Thence arises what you say that you hear, that an ass's head is esteemed among us a divine thing. Who is such a fool as to worship this? Who is so much more foolish as to believe that it is an object of worship? unless that you even consecrate whole asses in your stables, together with your Epona, and religiously devours those same asses with Isis.

The Apotheosis of Prudentius also mentions her:

Nobody gives a throne to the goddesses Cloacina or Epona above the stars, even though he opens an oiled incense-box and investigates grains of spelt and entrails with sacrilegious hands.

And, the of Fulgentius also mentions her under the term "Semones":

[What the Semones are] They wished those gods to be called Semones whom they considered unworthy of heaven on account of the meagreness of their deserts, such as Priapus, Epona and Vertumnus, yet they were unwilling to class them as earth-bound gods because of their veneration of [these deities'] favour, as Varro says in his Book of Mystic Guides: 'I shall abandon Semo below and extoll the god with a winged address of prayer.

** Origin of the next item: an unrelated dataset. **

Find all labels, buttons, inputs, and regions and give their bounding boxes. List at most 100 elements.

I've also seen several sources cite a late Greek writer called Agesilaos, whose work is found in Pseudo-Plutarch's Parallels 29, gives the following origins for Epona:

Aristonymus of Ephesus, the son of Demostratus, hated women and used to consort with an ass; and in due time the ass gave birth to a very beautiful maiden, Onoscelis58 by name. So Aristocles in the second book of his Strange Events. Fulvius Stellus hated women and used to consort with a mare and in due time the mare gave birth to a beautiful girl and they named her Epona. She is the goddess that is concerned with the protection of horses. So Agesilaüs in the third book of his Italian History.

And, if you'd like more inscriptions (as well as a great deal of other material connected to Epona), see this site! (Perhaps at some future date, I can translate some of those inscriptions, if there might be interest…though most of them are relatively boring.)